The exhibition’s title is The Coral Reef. It was built in 1999 but opened in January of 2000 in Matt’s Gallery in the East End, and it’s been rebuilt for the first time now, almost exactly ten years later. The Coral Reef kind of referred to an idea of an ocean surface, like referring to the idea of an ideology, like a prevalent ideology, an economic one of capitalism, under which a sort of coral reef, a complex of fragile structure, different sort of belief systems, existed. So in a sense, each different room was indicative of a different sort of belief system. So as you walk through, the first room you come to is the faked kind of reception of an art gallery, and the second one you come to is an Islamic minicab office, where you come to the back office, and you come back to later on within the works, which is a replica of itself, and then on to a room of Americana, a room of heroin, a room with dope, a room with bike mechanics, like worshipping the automobile, the car, the motorbike, and one room that is just a void, or empty like the unseen, the unknown, the other, sort of like the room of horror, ultimately.
I was looking for body structures which perhaps interested me, or that I saw that were prevalent around me, but somehow occupied a position of void in the face, or almost futility in the face of structure we kind of live within, call it what you will.
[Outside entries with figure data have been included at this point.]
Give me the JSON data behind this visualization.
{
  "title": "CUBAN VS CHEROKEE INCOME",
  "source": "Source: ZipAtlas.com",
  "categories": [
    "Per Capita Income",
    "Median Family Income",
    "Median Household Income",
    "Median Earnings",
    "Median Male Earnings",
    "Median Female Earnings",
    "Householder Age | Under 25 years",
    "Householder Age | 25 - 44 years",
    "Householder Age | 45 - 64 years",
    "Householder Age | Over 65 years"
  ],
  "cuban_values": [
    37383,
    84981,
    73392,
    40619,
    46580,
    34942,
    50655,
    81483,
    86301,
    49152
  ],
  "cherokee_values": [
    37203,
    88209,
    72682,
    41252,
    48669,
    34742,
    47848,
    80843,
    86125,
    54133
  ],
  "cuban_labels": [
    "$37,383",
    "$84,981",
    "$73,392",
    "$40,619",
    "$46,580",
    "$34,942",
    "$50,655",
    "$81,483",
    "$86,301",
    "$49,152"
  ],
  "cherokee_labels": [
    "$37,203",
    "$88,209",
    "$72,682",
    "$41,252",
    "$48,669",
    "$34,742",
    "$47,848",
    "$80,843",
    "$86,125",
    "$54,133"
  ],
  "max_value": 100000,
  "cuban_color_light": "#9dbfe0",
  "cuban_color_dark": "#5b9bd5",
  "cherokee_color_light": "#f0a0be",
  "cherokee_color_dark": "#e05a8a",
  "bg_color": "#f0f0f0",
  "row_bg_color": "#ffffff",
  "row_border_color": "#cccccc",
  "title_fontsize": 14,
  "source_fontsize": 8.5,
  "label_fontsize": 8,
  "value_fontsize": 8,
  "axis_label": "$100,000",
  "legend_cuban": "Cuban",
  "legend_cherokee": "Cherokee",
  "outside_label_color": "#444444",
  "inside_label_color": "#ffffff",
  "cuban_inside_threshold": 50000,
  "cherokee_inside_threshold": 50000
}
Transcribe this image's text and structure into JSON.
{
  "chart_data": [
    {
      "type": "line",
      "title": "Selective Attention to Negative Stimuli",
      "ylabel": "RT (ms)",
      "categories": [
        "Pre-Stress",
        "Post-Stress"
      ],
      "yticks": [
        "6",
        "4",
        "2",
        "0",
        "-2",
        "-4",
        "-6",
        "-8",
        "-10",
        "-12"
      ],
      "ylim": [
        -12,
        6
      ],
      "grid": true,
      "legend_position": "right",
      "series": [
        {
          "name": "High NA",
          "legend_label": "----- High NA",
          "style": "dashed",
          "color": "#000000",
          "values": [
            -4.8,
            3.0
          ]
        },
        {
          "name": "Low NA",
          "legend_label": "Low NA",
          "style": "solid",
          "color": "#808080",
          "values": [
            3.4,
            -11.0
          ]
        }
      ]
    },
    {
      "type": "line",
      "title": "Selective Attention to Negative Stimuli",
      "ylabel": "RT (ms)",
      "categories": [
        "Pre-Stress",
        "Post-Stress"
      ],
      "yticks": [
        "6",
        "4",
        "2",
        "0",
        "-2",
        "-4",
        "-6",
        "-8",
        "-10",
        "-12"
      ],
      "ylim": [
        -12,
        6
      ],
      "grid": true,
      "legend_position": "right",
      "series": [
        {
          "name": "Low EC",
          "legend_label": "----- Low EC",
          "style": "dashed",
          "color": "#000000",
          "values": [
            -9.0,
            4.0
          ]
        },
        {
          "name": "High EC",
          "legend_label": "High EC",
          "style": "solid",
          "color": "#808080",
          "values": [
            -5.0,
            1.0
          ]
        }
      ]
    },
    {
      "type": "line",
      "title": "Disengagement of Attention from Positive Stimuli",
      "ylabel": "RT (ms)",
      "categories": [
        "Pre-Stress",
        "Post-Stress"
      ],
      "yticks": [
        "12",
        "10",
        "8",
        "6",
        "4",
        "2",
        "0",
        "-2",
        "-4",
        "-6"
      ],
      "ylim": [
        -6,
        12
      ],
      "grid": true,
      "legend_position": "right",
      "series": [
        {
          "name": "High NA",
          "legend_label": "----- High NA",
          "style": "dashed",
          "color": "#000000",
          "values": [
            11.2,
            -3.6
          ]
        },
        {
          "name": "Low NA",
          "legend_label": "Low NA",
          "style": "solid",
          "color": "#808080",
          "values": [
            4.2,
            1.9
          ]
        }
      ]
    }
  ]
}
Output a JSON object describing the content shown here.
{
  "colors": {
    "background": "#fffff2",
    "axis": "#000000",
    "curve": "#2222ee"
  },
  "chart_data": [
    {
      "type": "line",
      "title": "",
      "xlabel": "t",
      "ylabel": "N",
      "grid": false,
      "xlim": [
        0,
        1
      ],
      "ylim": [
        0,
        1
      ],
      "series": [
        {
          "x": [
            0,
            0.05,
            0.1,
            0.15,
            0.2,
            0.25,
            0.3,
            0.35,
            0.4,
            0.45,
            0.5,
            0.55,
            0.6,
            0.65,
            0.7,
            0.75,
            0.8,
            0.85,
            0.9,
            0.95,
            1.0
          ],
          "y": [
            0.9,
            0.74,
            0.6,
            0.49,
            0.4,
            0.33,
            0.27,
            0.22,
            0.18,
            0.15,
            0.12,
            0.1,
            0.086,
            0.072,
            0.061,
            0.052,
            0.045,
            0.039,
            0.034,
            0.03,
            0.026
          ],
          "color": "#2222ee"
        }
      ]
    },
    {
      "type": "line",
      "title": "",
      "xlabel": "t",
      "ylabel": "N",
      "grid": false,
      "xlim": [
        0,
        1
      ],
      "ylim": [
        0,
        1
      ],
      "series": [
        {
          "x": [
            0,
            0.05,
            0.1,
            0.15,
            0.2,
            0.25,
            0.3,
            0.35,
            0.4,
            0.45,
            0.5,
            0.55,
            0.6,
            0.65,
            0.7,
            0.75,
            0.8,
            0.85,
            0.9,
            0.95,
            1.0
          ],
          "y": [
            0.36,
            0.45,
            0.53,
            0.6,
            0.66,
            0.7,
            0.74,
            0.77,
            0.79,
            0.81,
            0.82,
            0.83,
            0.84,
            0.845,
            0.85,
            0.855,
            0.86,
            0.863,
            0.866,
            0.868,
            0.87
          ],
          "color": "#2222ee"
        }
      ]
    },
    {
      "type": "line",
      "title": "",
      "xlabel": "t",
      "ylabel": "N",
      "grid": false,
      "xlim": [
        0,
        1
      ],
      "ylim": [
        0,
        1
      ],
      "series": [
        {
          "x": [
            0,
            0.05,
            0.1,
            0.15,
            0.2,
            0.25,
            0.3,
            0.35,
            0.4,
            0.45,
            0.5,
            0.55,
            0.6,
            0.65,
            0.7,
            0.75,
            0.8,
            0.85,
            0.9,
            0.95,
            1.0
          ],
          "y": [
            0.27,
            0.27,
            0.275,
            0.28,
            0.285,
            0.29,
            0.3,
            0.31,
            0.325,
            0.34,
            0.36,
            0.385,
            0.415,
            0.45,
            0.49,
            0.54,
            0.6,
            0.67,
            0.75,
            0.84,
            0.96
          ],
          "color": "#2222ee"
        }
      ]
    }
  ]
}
Especially at that point, because this is back in 1999, and opening in January 2000 – this is over a year before 11th September and July 7th, so it’s kind of like relationships between the East and Islam. It seemed like a very disempowered belief structure, in a position which somehow couldn’t be heard.
I think this work’s kind of re-dating of that moment somehow makes it more interesting and more kind of… like there’s a distance there, which helps it ultimately, because when there are real lives involved in such things that art might refer to, it becomes far more complicated to actually make sense of something within a short term timescale – even though you know that it’s ultimately a complete fiction that you’re walking into, because you know this is the Tate Gallery. You know, you might allow yourself to go with that. I think I always used to make the analogy of reading a book. You know, you sit down in your armchair and you could be sailing the seas, fighting the First World War, sort of… you know, sleeping with a concubine in God knows where – you could be doing anything, ultimately, if you had agreed to go with that fiction within the first few pages. And the idea is that you are invited to become lost in this lost world of lost people.
The only [inaudible 00:03:43] making a far more sort of didactic work, more political work, which demanded a far more linear or teleological reading, in a more art sort of way, and at the same time I started developing a sort of more narrative-driven work, which to begin with, they were like, objects, props and scripts from non-existent films. So in a sense, this was the first word, I think, that really sort of managed to equate a literary structure to a spatial structure. You know, I think for me it only really worked if you think of it within its context, of when it was made. It becomes very archival, it becomes, like, historical. It’s like a mise-en-scène from another time, and that all becomes stronger in time as it’s rebuilt, because even a really banale thing like a piece of [inaudible 00:04:33] becomes like a strange relic from another age already. And the meanings will ultimately shift – it won’t have that immediacy and that sense of being about that moment. It will be about another moment that’s passed.